We explore the specific features of the surface state that determine the domain structure, magnetic properties and magnetic loss upon magnetization reversal of ribbon amorphous Fe(Ni,Cu)(SiB) alloys obtained by ultrafast cooling by melt sputtered onto a rotating drum. We use scanning electron microscopy, atomic-force microscopy, and magnetic-force microscopy and measurements of the magnetic characteristics before and after treatment by pulses of a weak magnetic field (10-100 kA/m) of low frequency (10-20 Hz). Both foil surfaces are studied. The surfaces of the samples adjacent to the copper drum had an inhomogeneous structure, typical of all rapidly hardened samples.

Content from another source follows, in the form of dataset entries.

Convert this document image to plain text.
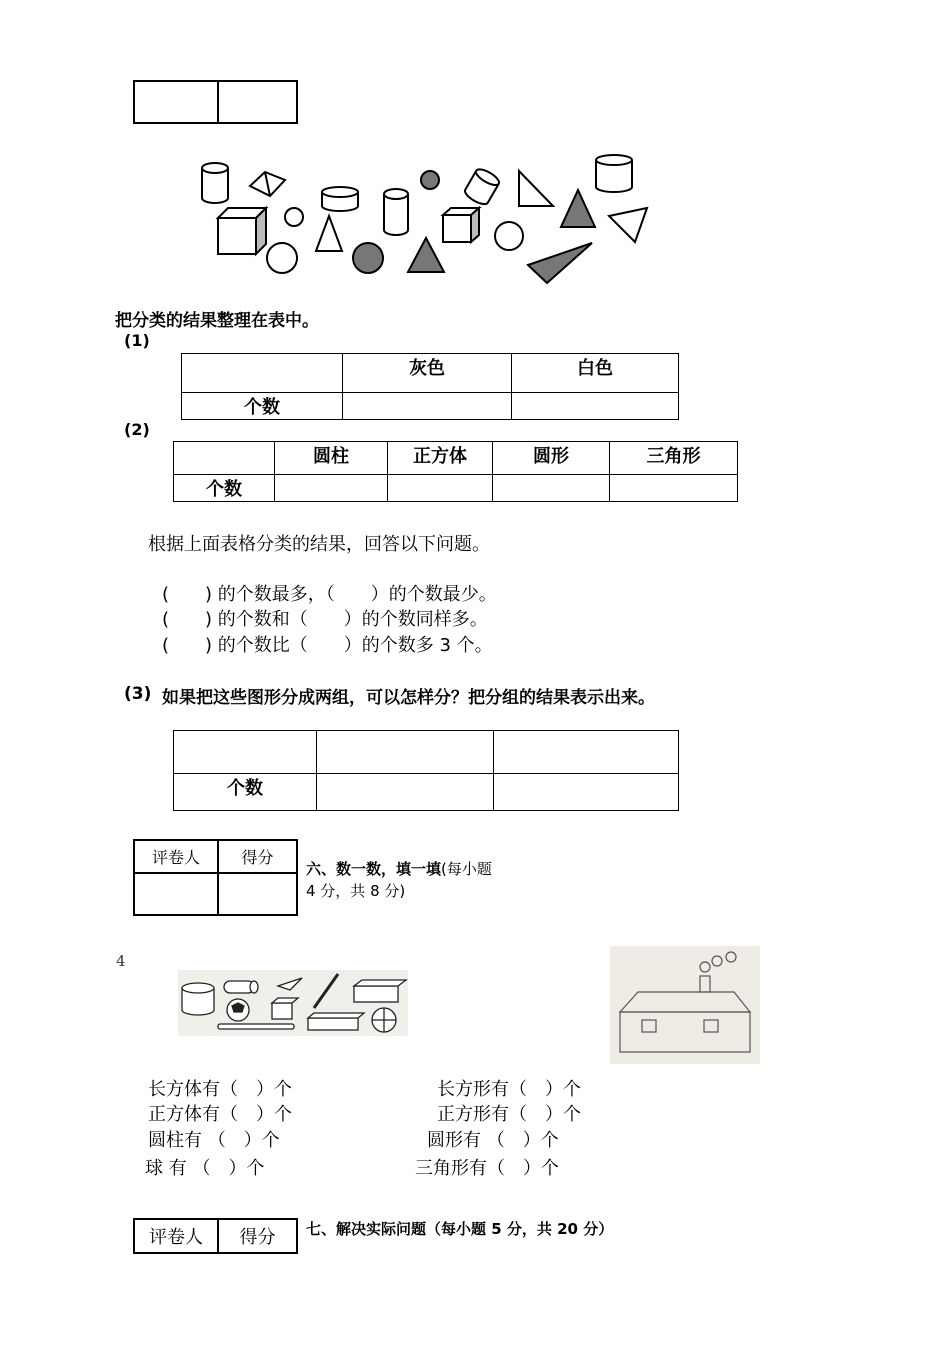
把分类的结果整理在表中。
(1)
	灰色	白色
个数		
(2)
	圆柱	正方体	圆形	三角形
个数				
根据上面表格分类的结果，回答以下问题。
(　　) 的个数最多，（　　）的个数最少。
(　　) 的个数和（　　）的个数同样多。
(　　) 的个数比（　　）的个数多 3 个。
(3) 如果把这些图形分成两组，可以怎样分？把分组的结果表示出来。

个数		
评卷人	得分

六、数一数，填一填(每小题
4 分，共 8 分)
4
长方体有（　）个
正方体有（　）个
圆柱有 （　）个
球 有 （　）个
长方形有（　）个
正方形有（　）个
圆形有 （　）个
三角形有（　）个
评卷人	得分 七、解决实际问题（每小题 5 分，共 20 分）
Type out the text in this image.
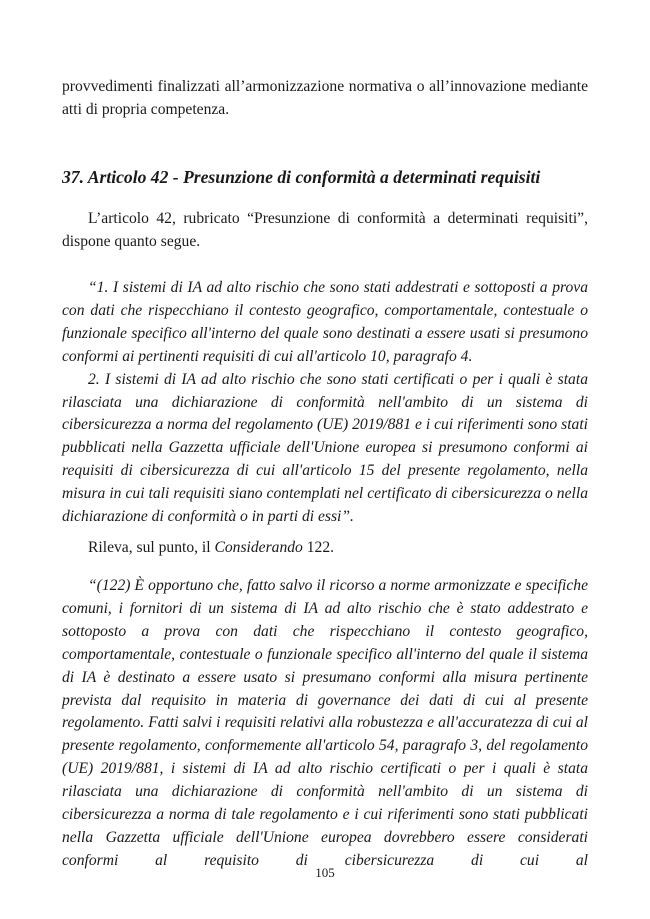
provvedimenti finalizzati all’armonizzazione normativa o all’innovazione mediante atti di propria competenza.

37. Articolo 42 - Presunzione di conformità a determinati requisiti

L’articolo 42, rubricato “Presunzione di conformità a determinati requisiti”, dispone quanto segue.

“1. I sistemi di IA ad alto rischio che sono stati addestrati e sottoposti a prova con dati che rispecchiano il contesto geografico, comportamentale, contestuale o funzionale specifico all'interno del quale sono destinati a essere usati si presumono conformi ai pertinenti requisiti di cui all'articolo 10, paragrafo 4.

2. I sistemi di IA ad alto rischio che sono stati certificati o per i quali è stata rilasciata una dichiarazione di conformità nell'ambito di un sistema di cibersicurezza a norma del regolamento (UE) 2019/881 e i cui riferimenti sono stati pubblicati nella Gazzetta ufficiale dell'Unione europea si presumono conformi ai requisiti di cibersicurezza di cui all'articolo 15 del presente regolamento, nella misura in cui tali requisiti siano contemplati nel certificato di cibersicurezza o nella dichiarazione di conformità o in parti di essi”.

Rileva, sul punto, il Considerando 122.

“(122) È opportuno che, fatto salvo il ricorso a norme armonizzate e specifiche comuni, i fornitori di un sistema di IA ad alto rischio che è stato addestrato e sottoposto a prova con dati che rispecchiano il contesto geografico, comportamentale, contestuale o funzionale specifico all'interno del quale il sistema di IA è destinato a essere usato si presumano conformi alla misura pertinente prevista dal requisito in materia di governance dei dati di cui al presente regolamento. Fatti salvi i requisiti relativi alla robustezza e all'accuratezza di cui al presente regolamento, conformemente all'articolo 54, paragrafo 3, del regolamento (UE) 2019/881, i sistemi di IA ad alto rischio certificati o per i quali è stata rilasciata una dichiarazione di conformità nell'ambito di un sistema di cibersicurezza a norma di tale regolamento e i cui riferimenti sono stati pubblicati nella Gazzetta ufficiale dell'Unione europea dovrebbero essere considerati conformi al requisito di cibersicurezza di cui al

105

The other sides of the foils are smoother, which make them look shiny. Atomic-force microscopy shows no changes in the surface structure of the foils after their magnetic-pulse processing. Changes are detected in the images of the shiny side of the samples, obtained by magnetic-force microscopy. No domain structure is observed in the samples before magnetic-pulse processing. After magnetic-pulse treatment, stripe domains with a width of 0.6-0.8 nm and closure domains with a width of 1.0-1.6 nm are found at structural defects, and a weak magnetic contrast as large and small domains with a shape close to triangular is detected in some areas of the surface. The magnetization-reversal loss is largely related to the loss caused by eddy currents and is affected by the domain width (about 1.5 nm), which depends only slightly on the modes of magnetic-pulse processing. The results can be used to refine the procedure for relieving stress arising during the manufacturing of amorphous ribbons.